The free movement of goods across borders, one of the pillars of European integration, is set to receive a renewed boost after a Parliament committee backed a legislative package to improve the “mutual recognition” of products which are not standardised at EU level.
Parliament’s internal market committee was voting (27 November) on the ‘Goods Package’, which contains three directives on mutual recognition, market surveillance and product labelling.
The package was introduced by the Commission in February in an attempt to make it more difficult for member states to block imports on the basis that they do not meet particular national standards (see EURACTIV 14/02/07).
After MEPs had adopted his report, Alexander Stubb (EPP-ED, FI) said: “Some 75% of all goods in the EU have been harmonised. The remaining 25% should follow the principle of mutual recognition”.
Stubb estimates the cost of non-application of mutual recognition at €150m. He said that the internal market should be based “on trust between member states that goods lawfully marketed elsewhere in the Union are safe”.
Specifically, his report clarifies and defines more strictly the circumstances under which a member state may apply national technical rules excluding products manufactured elsewhere in the EU from their domestic market.
Additionally, the committee adopted a report by André Brie (GUE/NGL, DE), which seeks to strengthen market surveillance by obliging member states and the Commission to inform the public about products found on the market which do not meet existing safety standards.
Parliament also adopted a single definition of the ‘CE’ mark and rules governing the responsibility of manufacturers who use it on their goods, proposed by Christel Schaldemose (EPP-ED, DK) to address consumers’ confusion over products which display either national markings or the ‘CE’ mark.
Stubb said: “In the long run, all national marks should be abolished. They are just a poor and expensive excuse for protectionist measures.
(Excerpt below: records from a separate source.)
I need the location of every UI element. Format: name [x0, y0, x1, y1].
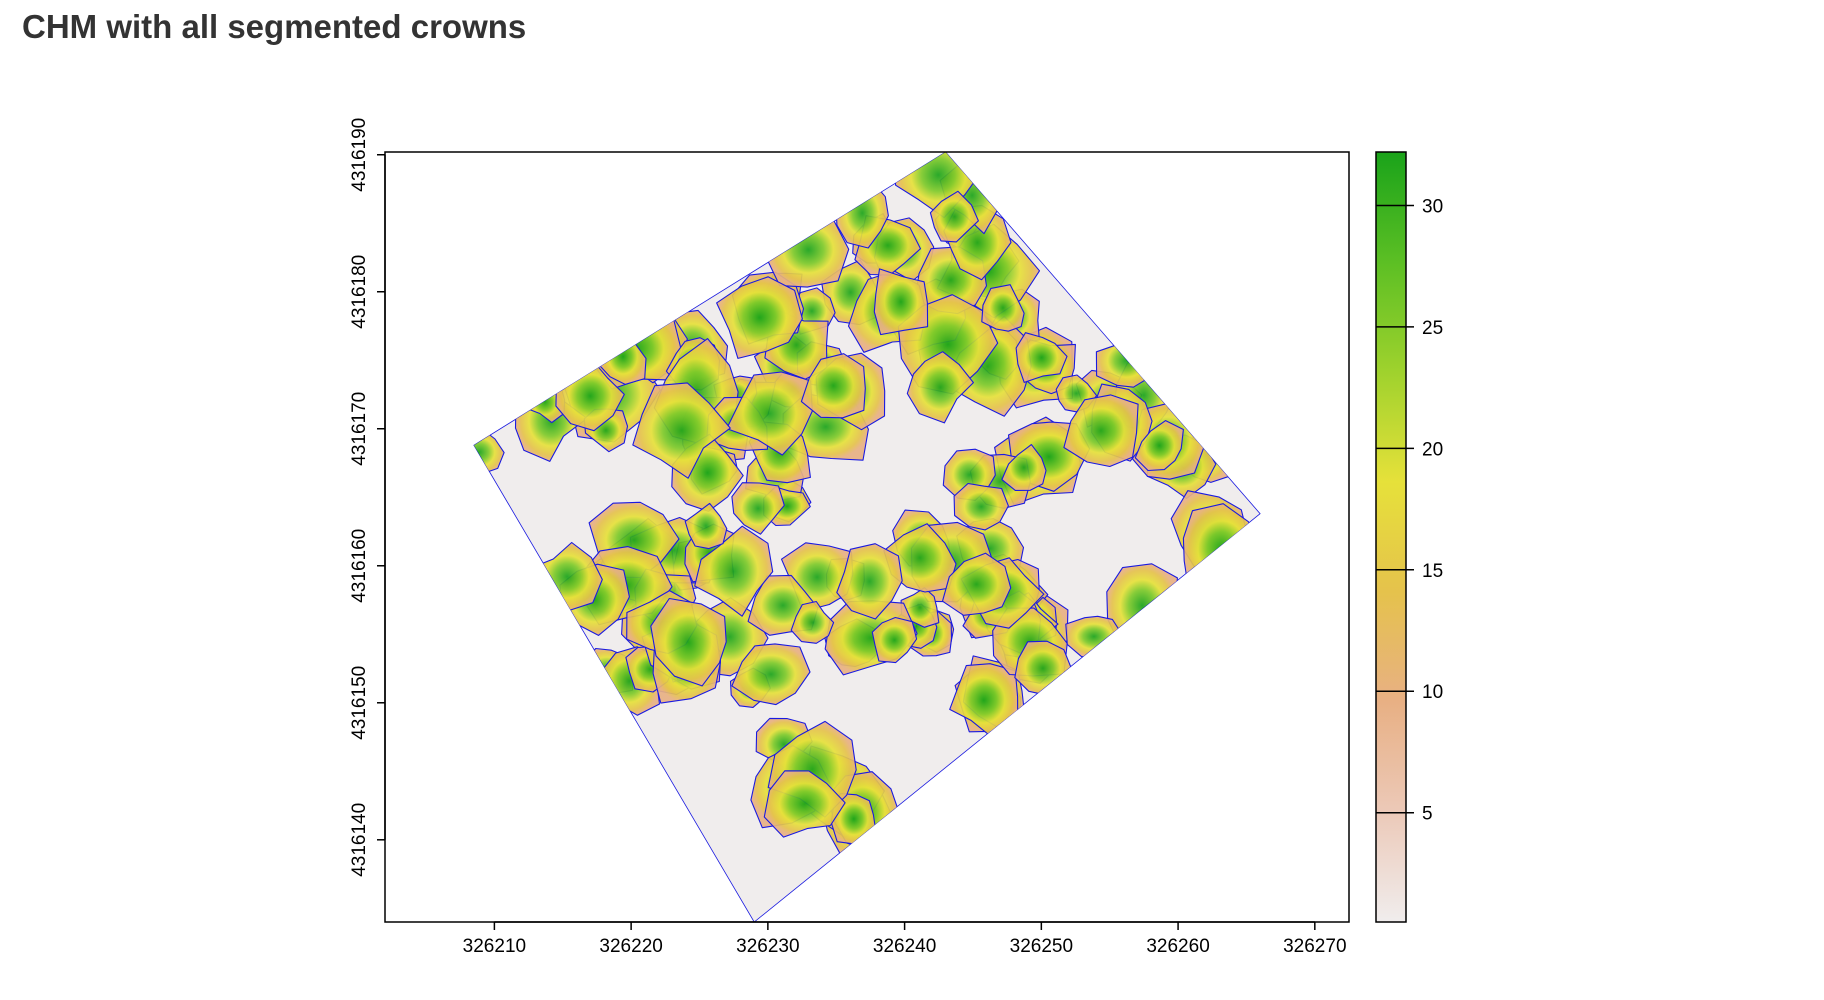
crown-segment — [800, 353, 866, 419]
y-tick-label: 4316170 — [349, 392, 370, 466]
crown-segment — [731, 482, 785, 535]
crown-segment — [873, 268, 929, 336]
colorbar-tick-label: 15 — [1422, 561, 1443, 582]
crown-segment — [726, 371, 813, 456]
colorbar-tick-label: 10 — [1422, 682, 1443, 703]
y-tick-label: 4316140 — [349, 803, 370, 877]
crown-segment — [731, 643, 811, 706]
x-tick-label: 326230 — [736, 936, 799, 957]
y-tick-label: 4316180 — [349, 255, 370, 329]
colorbar-tick-label: 25 — [1422, 318, 1443, 339]
colorbar-tick-label: 5 — [1422, 804, 1433, 825]
colorbar-tick-label: 30 — [1422, 196, 1443, 217]
crown-segment — [953, 482, 1009, 531]
x-tick-label: 326240 — [873, 936, 936, 957]
y-axis: 4316140 4316150 4316160 4316170 4316180 43161… — [349, 118, 386, 877]
y-tick-label: 4316160 — [349, 529, 370, 603]
crown-segment — [684, 502, 728, 550]
crown-segment — [929, 190, 979, 243]
segmented-crowns — [473, 152, 1261, 859]
crown-segment — [1001, 444, 1047, 491]
crown-segment — [906, 351, 974, 424]
crown-segment — [1063, 394, 1139, 468]
crown-segment — [1134, 420, 1184, 472]
crown-segment — [871, 616, 918, 664]
colorbar-ticks: 5 10 15 20 25 30 — [1376, 196, 1443, 825]
crown-segment — [790, 600, 835, 644]
chm-raster — [473, 152, 1261, 922]
y-tick-label: 4316190 — [349, 118, 370, 192]
x-tick-label: 326260 — [1146, 936, 1209, 957]
crown-segment — [836, 543, 903, 620]
y-tick-label: 4316150 — [349, 666, 370, 740]
crown-segment — [650, 597, 727, 687]
x-tick-label: 326270 — [1283, 936, 1346, 957]
x-axis: 326210 326220 326230 326240 326250 326260 3262… — [463, 921, 1347, 957]
crown-segment — [716, 276, 803, 359]
colorbar-bar — [1375, 151, 1407, 923]
crown-segment — [763, 770, 846, 838]
crown-segment — [632, 382, 731, 479]
x-tick-label: 326220 — [599, 936, 662, 957]
crown-segment — [694, 525, 774, 617]
crown-segment — [1015, 332, 1068, 383]
colorbar-tick-label: 20 — [1422, 439, 1443, 460]
chart-title: CHM with all segmented crowns — [22, 8, 527, 45]
crown-segment — [941, 552, 1012, 616]
x-tick-label: 326210 — [463, 936, 526, 957]
crown-segment — [981, 284, 1025, 332]
colorbar: 5 10 15 20 25 30 — [1375, 151, 1443, 923]
x-tick-label: 326250 — [1010, 936, 1073, 957]
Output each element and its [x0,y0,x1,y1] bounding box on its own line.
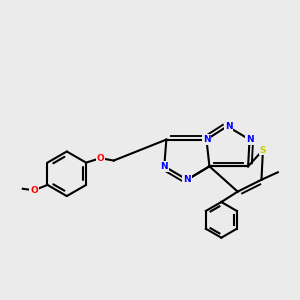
Text: O: O [97,154,104,163]
Text: O: O [30,186,38,195]
Text: N: N [225,122,232,131]
Text: S: S [260,146,266,154]
Text: N: N [160,162,168,171]
Text: N: N [203,135,210,144]
Text: N: N [246,135,254,144]
Text: N: N [183,175,191,184]
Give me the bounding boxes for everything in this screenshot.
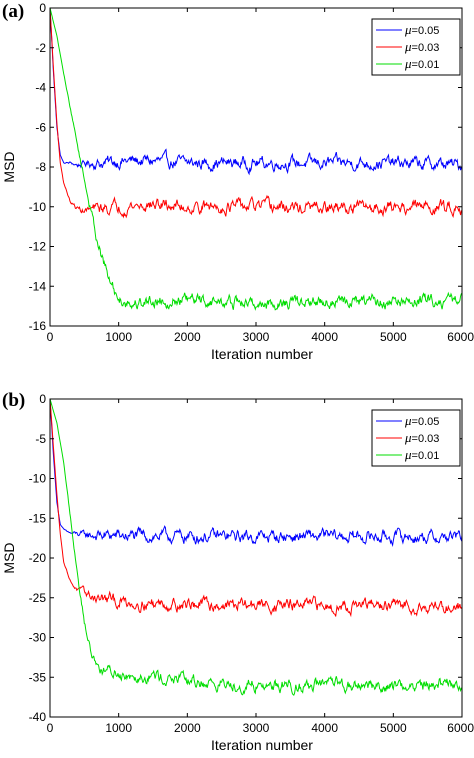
x-tick-label: 1000 (105, 721, 132, 735)
x-axis-title: Iteration number (211, 346, 313, 362)
panel-label: (b) (2, 390, 25, 411)
y-tick-label: -12 (29, 240, 47, 254)
x-tick-label: 3000 (243, 721, 270, 735)
y-tick-label: -20 (29, 551, 47, 565)
x-tick-label: 3000 (243, 330, 270, 344)
x-tick-label: 1000 (105, 330, 132, 344)
y-tick-label: -8 (35, 160, 46, 174)
x-tick-label: 6000 (447, 330, 474, 344)
legend-entry: μ=0.03 (404, 430, 439, 445)
y-tick-label: -35 (29, 670, 47, 684)
legend-mu-symbol: μ (404, 56, 412, 71)
legend-entry: μ=0.01 (404, 56, 439, 71)
legend-mu-value: =0.03 (412, 42, 440, 54)
y-tick-label: -15 (29, 511, 47, 525)
x-tick-label: 4000 (311, 721, 338, 735)
chart-panel-2: (b) 0 1000 2000 3000 4000 5000 6000 0 -5 -10 -15 -20… (1, 390, 474, 753)
legend: μ=0.05μ=0.03μ=0.01 (371, 18, 461, 76)
series-line-005 (49, 398, 463, 547)
legend: μ=0.05μ=0.03μ=0.01 (371, 409, 461, 467)
chart-panel-1: (a) 0 1000 2000 3000 4000 5000 6000 0 -2 -4 -6 -8 -10… (1, 1, 474, 362)
series-line-001 (49, 7, 463, 311)
legend-entry: μ=0.03 (404, 39, 439, 54)
y-tick-label: 0 (39, 1, 46, 15)
y-tick-label: -10 (29, 200, 47, 214)
x-tick-label: 0 (47, 721, 54, 735)
x-tick-label: 2000 (174, 330, 201, 344)
x-tick-label: 4000 (311, 330, 338, 344)
legend-mu-symbol: μ (404, 447, 412, 462)
y-tick-label: -2 (35, 41, 46, 55)
y-tick-label: -30 (29, 631, 47, 645)
legend-entry: μ=0.01 (404, 447, 439, 462)
y-tick-label: -5 (35, 432, 46, 446)
legend-box (371, 409, 461, 467)
legend-mu-value: =0.03 (412, 433, 440, 445)
y-tick-label: -10 (29, 472, 47, 486)
y-tick-label: -14 (29, 279, 47, 293)
x-tick-label: 0 (47, 330, 54, 344)
legend-mu-symbol: μ (404, 430, 412, 445)
legend-mu-value: =0.01 (412, 450, 440, 462)
x-tick-label: 5000 (380, 721, 407, 735)
y-tick-label: 0 (39, 392, 46, 406)
series-line-003 (49, 7, 463, 219)
y-axis-title: MSD (1, 151, 17, 182)
x-axis-title: Iteration number (211, 737, 313, 753)
x-tick-label: 2000 (174, 721, 201, 735)
series-line-005 (49, 7, 463, 176)
series-line-001 (49, 398, 463, 696)
series-line-003 (49, 398, 463, 618)
y-tick-label: -4 (35, 81, 46, 95)
y-tick-label: -16 (29, 319, 47, 333)
y-tick-label: -25 (29, 591, 47, 605)
legend-entry: μ=0.05 (404, 413, 439, 428)
legend-mu-value: =0.05 (412, 416, 440, 428)
x-tick-label: 5000 (380, 330, 407, 344)
y-tick-label: -6 (35, 120, 46, 134)
legend-mu-symbol: μ (404, 22, 412, 37)
legend-entry: μ=0.05 (404, 22, 439, 37)
panel-label: (a) (2, 1, 24, 22)
legend-mu-value: =0.01 (412, 59, 440, 71)
y-axis-title: MSD (1, 542, 17, 573)
legend-mu-value: =0.05 (412, 25, 440, 37)
x-tick-label: 6000 (447, 721, 474, 735)
legend-mu-symbol: μ (404, 39, 412, 54)
y-tick-label: -40 (29, 710, 47, 724)
legend-mu-symbol: μ (404, 413, 412, 428)
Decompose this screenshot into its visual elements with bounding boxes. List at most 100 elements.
This package improves market surveillance in the EU”.
However, MEPs rejected a proposal to create a “CE+ mark”, which would have indicated that a compliance verification body had checked the product.
The EU has been under particular pressure to improve its ‘CE’ toy-marking system since concerns arose over the safety of imports following the summer withdrawal from the market of more than 20 million Chinese-made toys (see EURACTIV 26/09/07).
The whole package is set to be voted upon in the Parliament’s plenary session in Strasbourg in February 2008.